Risk Factors for Acute Kidney Injury in Pediatric Intensive Care Unit
KUBRA CELEGEN 1 MEHMET CELEGEN 2

1- AFYONKARAHISAR HEALTH SCIENCES UNIVERSITY, PEDIATRIC NEPHROLOGY DEPARTMENT
2- AFYONKARAHISAR HEALTH SCIENCES UNIVERSITY, PEDIATRIC INTENSIVE CARE UNIT
 
Introduction:

 Acute kidney injury (AKI) is one of the common risk factors for prolonged hospitalization and increased mortality in critically ill patients. The incidence of AKI  was reported as 26.9%. Underlying diseases, inotropic requirement, multi-organ failure, and the use of nephrotoxic treatments are associated with in-hospital AKI. In this study, we aimed to evaluate in-hospital AKI rate and risk factors for AKI. 

Material and methods:

All pediatric patients admitted to the intensive care unit between January-2020 and March-2021 were included. Patients with primary kidney disease and hospitalization 24 hours were excluded. Demographics, clinical features, treatments , PRISM II and PELOD scores were compared AKI and non-AKI group. Acute kidney injury (AKI) was defined based on KDIGO 2012 creatinine criteria.

Results:

142 patients were included to analyses. AKI was developed in 19 patients (13.3%)  during hospitalization median on 3.5 days. Six patients (31.6%) had stage 1, 7 patients (36.8%) stage 2, and 6 patients (31.6%) stage 3 AKI. AKI was more common in patients with sepsis (p <0.001)  and patients with a diagnosis of malignancy (p = 0.007).  Inotrope requirement, mechanical ventilation support, and PRISM II and PELOD scores were higher in AKI group. Mortality rate was higher in patients who developed AKI (p <0.001).Use of diuretics, vancomycin/aminoglycoside, blood products, and contrast agents was found to be significantly higher in AKI group.

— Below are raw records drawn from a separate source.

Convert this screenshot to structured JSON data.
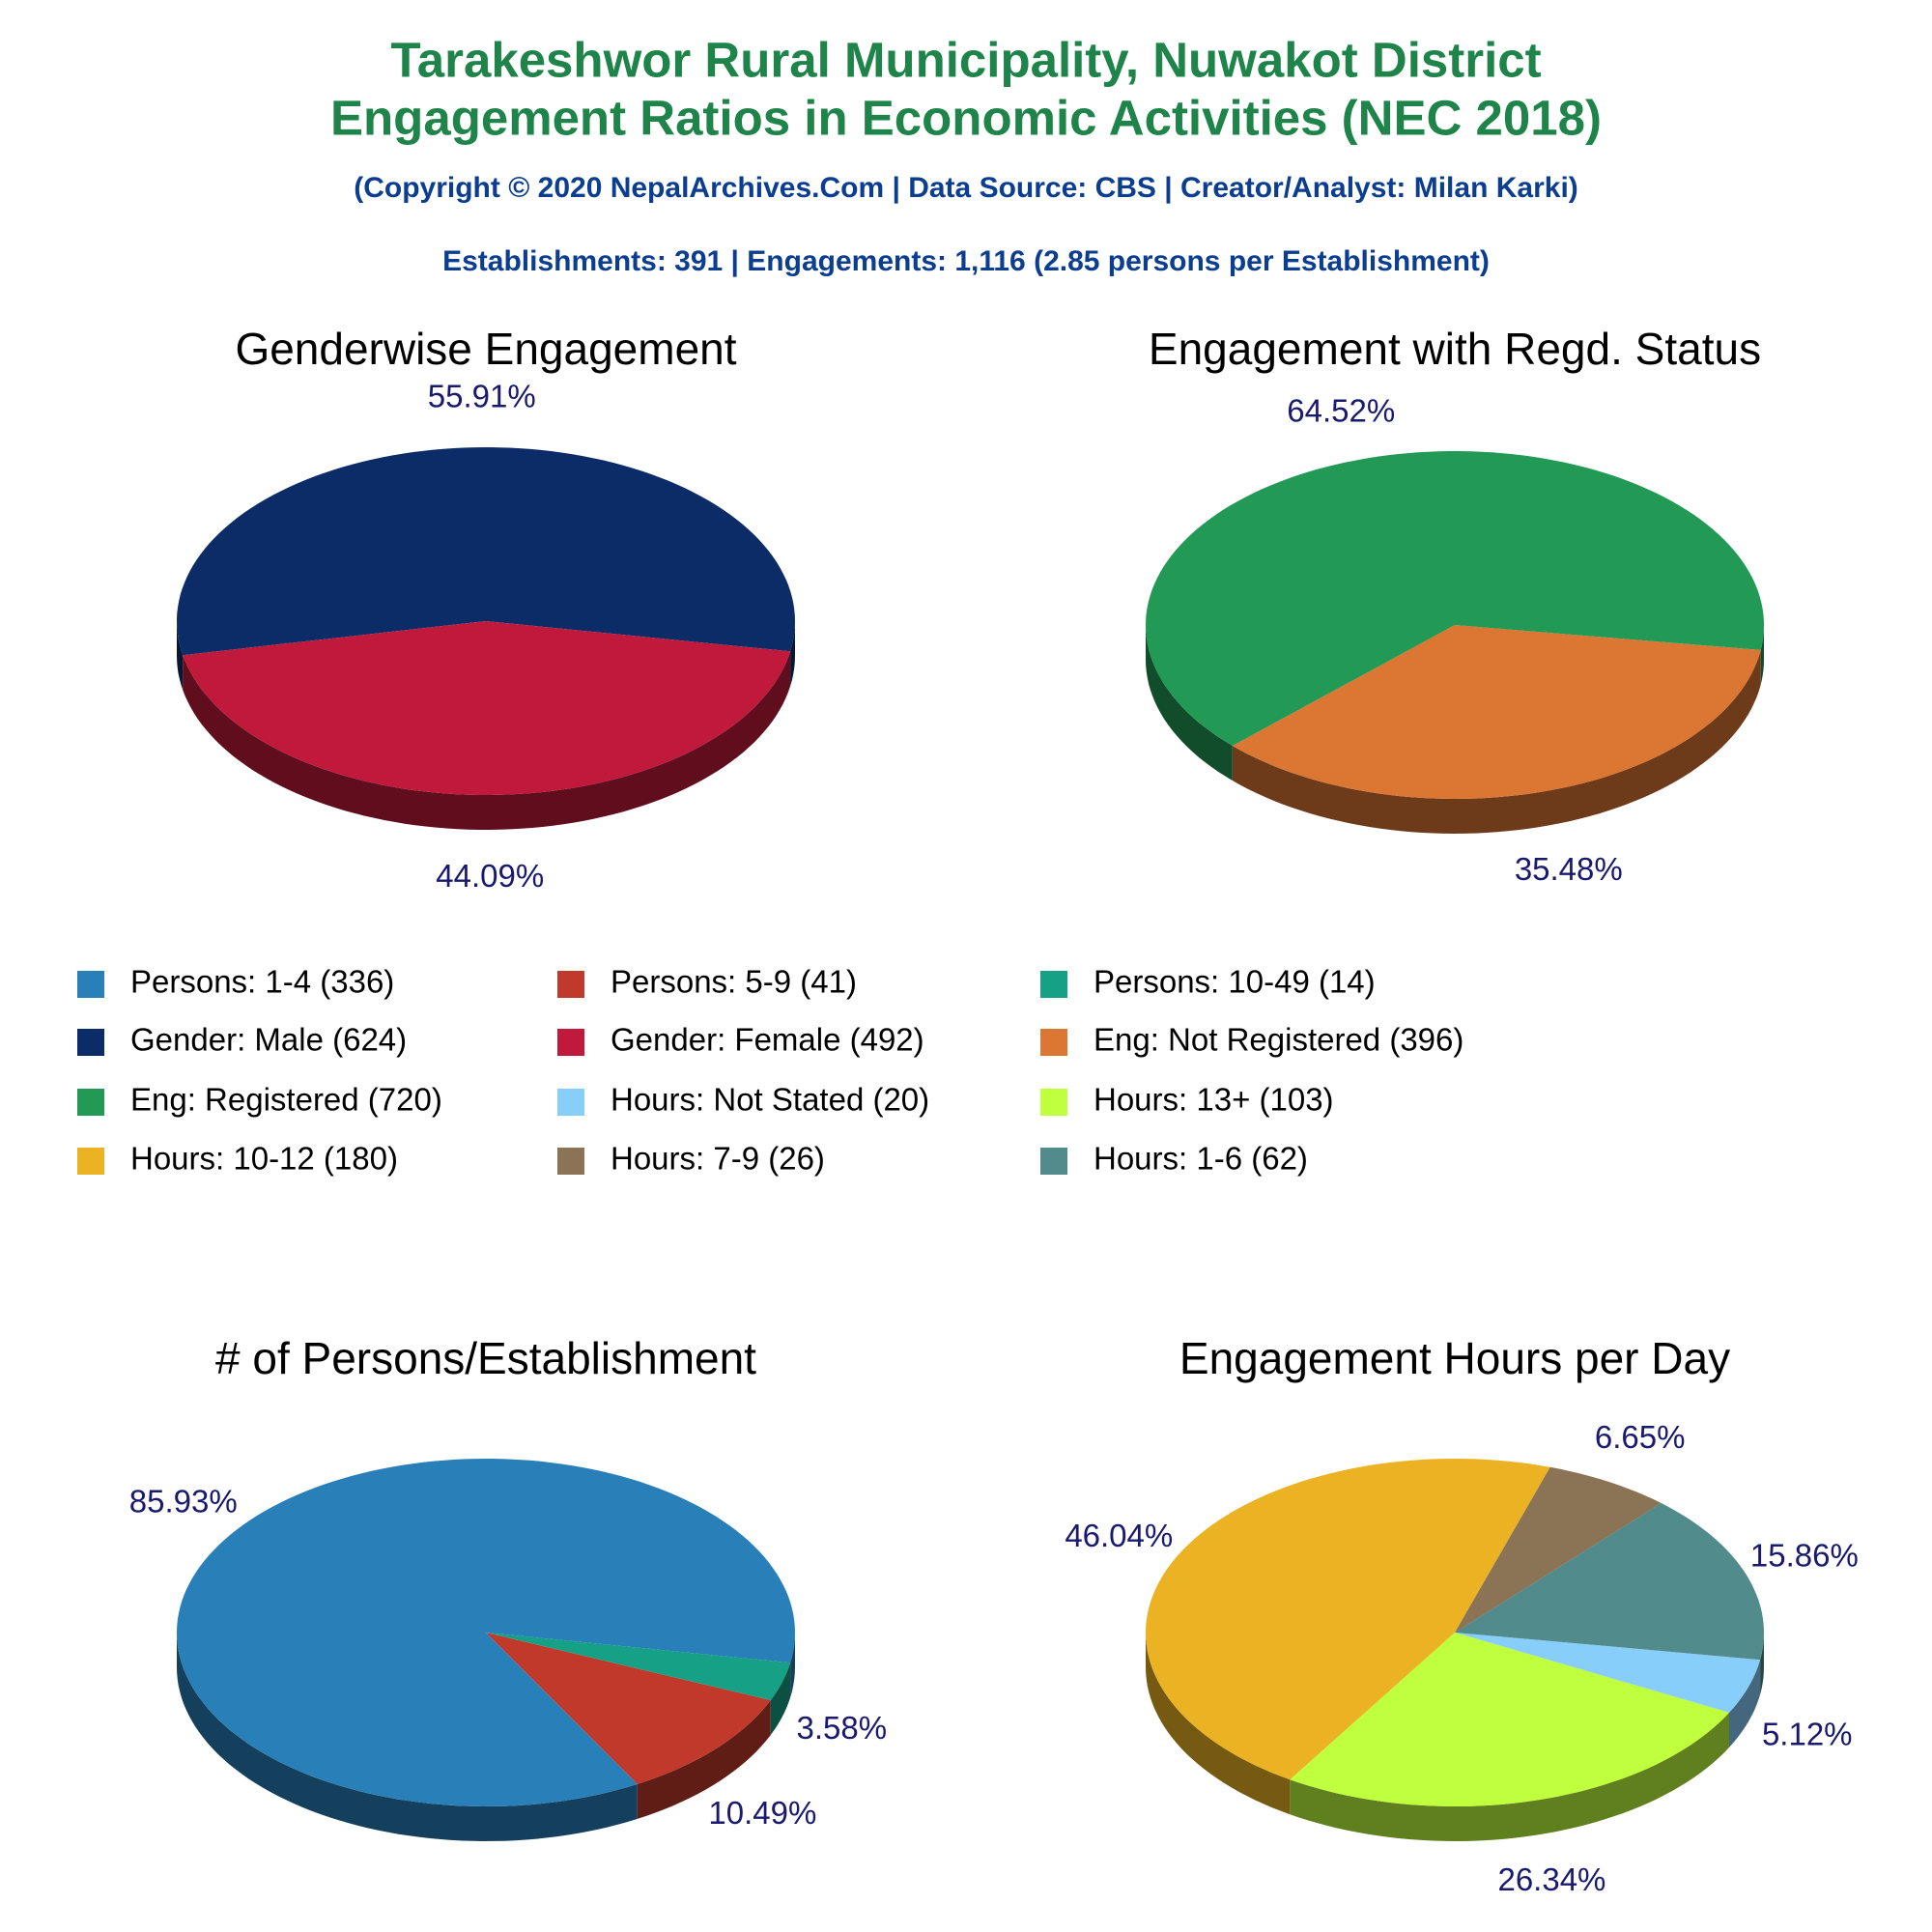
{
  "header": {
    "title_line1": "Tarakeshwor Rural Municipality, Nuwakot District",
    "title_line2": "Engagement Ratios in Economic Activities (NEC 2018)",
    "copyright": "(Copyright © 2020 NepalArchives.Com | Data Source: CBS | Creator/Analyst: Milan Karki)",
    "summary": "Establishments: 391 | Engagements: 1,116 (2.85 persons per Establishment)"
  },
  "chart_data": [
    {
      "type": "pie",
      "title": "# of Persons/Establishment",
      "categories": [
        "Persons: 1-4 (336)",
        "Persons: 5-9 (41)",
        "Persons: 10-49 (14)"
      ],
      "values": [
        85.93,
        10.49,
        3.58
      ],
      "value_labels": [
        "85.93%",
        "10.49%",
        "3.58%"
      ],
      "colors": [
        "#2980b9",
        "#c0392b",
        "#16a085"
      ]
    },
    {
      "type": "pie",
      "title": "Genderwise Engagement",
      "categories": [
        "Gender: Male (624)",
        "Gender: Female (492)"
      ],
      "values": [
        55.91,
        44.09
      ],
      "value_labels": [
        "55.91%",
        "44.09%"
      ],
      "colors": [
        "#0b2c66",
        "#c0193c"
      ]
    },
    {
      "type": "pie",
      "title": "Engagement with Regd. Status",
      "categories": [
        "Eng: Not Registered (396)",
        "Eng: Registered (720)"
      ],
      "values": [
        35.48,
        64.52
      ],
      "value_labels": [
        "35.48%",
        "64.52%"
      ],
      "colors": [
        "#dc7633",
        "#229954"
      ]
    },
    {
      "type": "pie",
      "title": "Engagement Hours per Day",
      "categories": [
        "Hours: Not Stated (20)",
        "Hours: 13+ (103)",
        "Hours: 10-12 (180)",
        "Hours: 7-9 (26)",
        "Hours: 1-6 (62)"
      ],
      "values": [
        5.12,
        26.34,
        46.04,
        6.65,
        15.86
      ],
      "value_labels": [
        "5.12%",
        "26.34%",
        "46.04%",
        "6.65%",
        "15.86%"
      ],
      "colors": [
        "#87cefa",
        "#c0ff3e",
        "#ebb323",
        "#8b7355",
        "#528b8b"
      ]
    }
  ]
}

In the multivariate logistic regression analysis adjusted for PRISM II, sepsis and malignancy diagnoses, the use of diuretics (OR: 16.4; p = 0.007) and vancomycin/ aminoglycoside (OR: 10.5; p = 0.018) were remained their significance.

Conclusions:

 The use of diuretic and nephrotoxic antibiotics are independent risk factors for AKI in critically ill children. Preventive strategies such as drug blood level monitoring and avoiding redundant diuretics are necessary to reduce the risk of AKI and mortality.